MUSTAFA BALBAY 1000 GÜNDÜR CEZAEVİNDE!

Mustafa Balbay "içeride" 1000 günü doldururken "Biz de Ankara'da zulümhanedeyiz" diyen eşi Gülşah Balbay siyasetçilere seslendi: "Bu zulüm artık sona ersin, Meclis seyirci kalmasın"

CHP İzmir Milletvekili ve Cumhuriyet gazetesi yazarı Mustafa Balbay "içeride" 1000 günü doldururken "Biz de Ankara’da zulümhanedeyiz" diyen eşi Gülşah Balbay siyasetçilere "Bu zulüm artık sona ersin, Meclis seyirci kalmasın" diye sesleniyor.
Cumhuriyet Ankara’dan Türey Köse imzalı haber bugün gazetenin birinci sayfasında Balbay adaleti; çocukları ona kavuşmayı bekliyor 1000 GÜN manşetiyle yayınlandı.
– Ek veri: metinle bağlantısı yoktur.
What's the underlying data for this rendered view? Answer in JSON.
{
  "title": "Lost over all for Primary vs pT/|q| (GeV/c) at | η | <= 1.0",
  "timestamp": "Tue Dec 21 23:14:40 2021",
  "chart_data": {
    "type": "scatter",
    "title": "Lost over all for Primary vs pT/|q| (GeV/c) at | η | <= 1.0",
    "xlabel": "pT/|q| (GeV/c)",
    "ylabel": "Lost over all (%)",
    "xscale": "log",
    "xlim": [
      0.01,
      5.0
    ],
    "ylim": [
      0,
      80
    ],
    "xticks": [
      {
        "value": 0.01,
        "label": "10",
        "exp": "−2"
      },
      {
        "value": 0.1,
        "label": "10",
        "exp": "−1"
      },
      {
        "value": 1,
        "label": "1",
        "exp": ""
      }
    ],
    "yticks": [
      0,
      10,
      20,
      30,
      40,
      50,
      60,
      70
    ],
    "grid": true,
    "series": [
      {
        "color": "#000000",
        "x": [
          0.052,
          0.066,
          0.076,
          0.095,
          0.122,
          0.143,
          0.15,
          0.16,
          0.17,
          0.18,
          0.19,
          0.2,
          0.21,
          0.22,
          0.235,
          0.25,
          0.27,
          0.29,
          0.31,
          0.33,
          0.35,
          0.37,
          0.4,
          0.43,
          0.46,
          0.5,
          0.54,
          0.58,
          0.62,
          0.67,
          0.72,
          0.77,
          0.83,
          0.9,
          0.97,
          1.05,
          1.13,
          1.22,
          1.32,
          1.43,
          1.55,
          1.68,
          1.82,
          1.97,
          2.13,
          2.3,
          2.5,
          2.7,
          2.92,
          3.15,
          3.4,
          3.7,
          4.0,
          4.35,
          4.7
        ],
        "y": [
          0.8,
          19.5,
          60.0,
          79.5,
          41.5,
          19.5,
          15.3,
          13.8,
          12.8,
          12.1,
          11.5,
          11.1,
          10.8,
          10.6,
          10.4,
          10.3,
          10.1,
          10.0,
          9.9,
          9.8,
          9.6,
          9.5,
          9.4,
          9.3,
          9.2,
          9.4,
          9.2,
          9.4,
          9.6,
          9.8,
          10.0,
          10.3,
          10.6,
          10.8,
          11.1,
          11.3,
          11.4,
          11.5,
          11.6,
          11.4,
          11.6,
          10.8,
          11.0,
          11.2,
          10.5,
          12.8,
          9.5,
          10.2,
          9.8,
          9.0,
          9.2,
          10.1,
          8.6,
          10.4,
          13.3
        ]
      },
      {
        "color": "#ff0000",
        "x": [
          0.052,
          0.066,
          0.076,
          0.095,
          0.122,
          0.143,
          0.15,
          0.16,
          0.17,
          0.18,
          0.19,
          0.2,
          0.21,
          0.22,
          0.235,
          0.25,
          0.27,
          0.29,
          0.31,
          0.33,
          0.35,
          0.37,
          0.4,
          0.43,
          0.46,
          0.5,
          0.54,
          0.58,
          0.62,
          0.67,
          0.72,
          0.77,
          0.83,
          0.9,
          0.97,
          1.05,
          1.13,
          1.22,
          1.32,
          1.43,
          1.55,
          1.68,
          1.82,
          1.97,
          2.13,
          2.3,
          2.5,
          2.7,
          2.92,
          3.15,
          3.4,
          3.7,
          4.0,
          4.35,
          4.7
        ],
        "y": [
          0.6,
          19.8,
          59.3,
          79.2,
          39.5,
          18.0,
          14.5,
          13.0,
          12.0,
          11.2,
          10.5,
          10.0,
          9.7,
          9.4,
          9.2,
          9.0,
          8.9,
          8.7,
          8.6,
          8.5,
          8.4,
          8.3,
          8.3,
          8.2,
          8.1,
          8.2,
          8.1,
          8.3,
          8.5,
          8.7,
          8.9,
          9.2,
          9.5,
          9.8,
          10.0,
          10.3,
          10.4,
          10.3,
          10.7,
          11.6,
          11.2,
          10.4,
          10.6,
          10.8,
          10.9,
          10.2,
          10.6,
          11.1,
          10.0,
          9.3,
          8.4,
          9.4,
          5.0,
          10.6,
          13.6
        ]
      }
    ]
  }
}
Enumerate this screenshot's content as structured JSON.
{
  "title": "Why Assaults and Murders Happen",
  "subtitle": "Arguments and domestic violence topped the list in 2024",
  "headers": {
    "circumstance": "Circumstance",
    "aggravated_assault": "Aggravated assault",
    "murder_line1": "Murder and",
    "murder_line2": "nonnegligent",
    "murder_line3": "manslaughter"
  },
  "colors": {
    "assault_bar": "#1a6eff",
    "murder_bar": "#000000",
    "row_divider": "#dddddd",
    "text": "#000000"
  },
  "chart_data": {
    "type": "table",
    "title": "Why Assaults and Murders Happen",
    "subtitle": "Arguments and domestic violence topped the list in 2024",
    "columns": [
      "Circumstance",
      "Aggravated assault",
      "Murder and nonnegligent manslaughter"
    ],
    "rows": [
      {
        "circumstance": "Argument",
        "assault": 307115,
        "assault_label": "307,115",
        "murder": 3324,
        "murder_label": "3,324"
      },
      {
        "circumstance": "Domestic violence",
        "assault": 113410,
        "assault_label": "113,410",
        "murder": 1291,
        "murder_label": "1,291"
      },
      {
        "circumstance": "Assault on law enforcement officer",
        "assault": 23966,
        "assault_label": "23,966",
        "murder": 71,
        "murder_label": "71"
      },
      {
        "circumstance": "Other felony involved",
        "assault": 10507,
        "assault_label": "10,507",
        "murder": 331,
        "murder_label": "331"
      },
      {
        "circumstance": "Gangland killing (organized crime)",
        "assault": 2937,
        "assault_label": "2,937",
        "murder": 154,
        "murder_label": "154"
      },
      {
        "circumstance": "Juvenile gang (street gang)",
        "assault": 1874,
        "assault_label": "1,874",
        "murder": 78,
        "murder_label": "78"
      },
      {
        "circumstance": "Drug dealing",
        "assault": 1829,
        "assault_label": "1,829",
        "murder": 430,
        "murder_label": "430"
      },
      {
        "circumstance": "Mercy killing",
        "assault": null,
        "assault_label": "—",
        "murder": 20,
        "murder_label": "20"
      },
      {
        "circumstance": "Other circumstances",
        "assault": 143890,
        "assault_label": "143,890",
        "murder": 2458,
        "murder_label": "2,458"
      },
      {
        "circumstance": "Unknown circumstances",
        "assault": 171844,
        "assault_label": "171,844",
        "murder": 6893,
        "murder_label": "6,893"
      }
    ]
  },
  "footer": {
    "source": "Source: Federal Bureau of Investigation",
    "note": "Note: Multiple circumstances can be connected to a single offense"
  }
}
Mustafa Balbay, cezaevine girdiğinde 8 aylık olan oğlu Deniz şimdi 4 yaşında, kızı Yağmur 11 yaşına geldi. 11 yıllık evliliklerinin 3 yılında eşinden uzak kalan Gülşah Balbay’ın hayatı Ankara-Silivri yollarında geçiyor. Hayatının bu zor döneminde annesi Melek Gül ve babası Bahri Gül hep yanında. Evlerinin duvarlarında aile fotoğrafları ve bazı resimler yer alıyor, bir duvarı da Bedri Baykam’ın Balbay için yaptığı büyük resim kaplıyor. Yağmur Balbay, tutukluğunun bininci gününde babasına "Babacağım, sosyal bilgiler sınavımdan 100 aldım. Seni çok özledim. Döneceğin günü dört gözle bekliyorum" diye sesleniyor.
Gülşah Balbay’ın annesi Melek Gül, "İnsanlanın ömründen bin günü çalmak bu kadar kolay mı? Mustafa’nın, kızımın, torunlarımın hayatlarından bin gün çalındı, daha ne kadar da çalınacağı da belli değil. Kul hakkımı helal etmiyorum buna vasıta olanlara" diye isyan ediyor. Melek Gül, damadından sevgiyle sözederken "İyi ki ona vermişim kızımı" diyor. Bahri Gül de, "Seçilmiş bir parlamenterin şimdiki mecliste olanlardan farkını göremiyorum. Aynı statüde seçilmiş insanların tutukluğunun devamını hukukla bağdaştıramıyorum" diye konuşuyor.

Gülşah Balbay, "eşiniz milletvekili seçildikten sonra tahliye edilmeyince ne hissettiniz" sorusuna ise şöyle yanıt veriyor:

Seçimlerden sonra eşimin çıkacağını ümit ediyorduk. O gelecek diye hazırlıklar yaptık evde, yemekler hazırlandı. Seçim gecesi bekledik, ikinci, üçüncü gün bekledik, bir haftayı geçince uzayacağını kabullendik. Çok büyük yıkım oldu. Özellikle kızım çok büyük hayal kırıklığına uğradı, çok etkilendi. Kızım, artık “Babam ne zaman dönecek” diye sormuyor. Bana inanmıyor, “bir hafta, iki hafta sonra, bayramda, yılbaşında...” diyorduk ve bugüne kadar çıkmadı. Yağmur artık inanmıyor. Bu beni çok yaralıyor.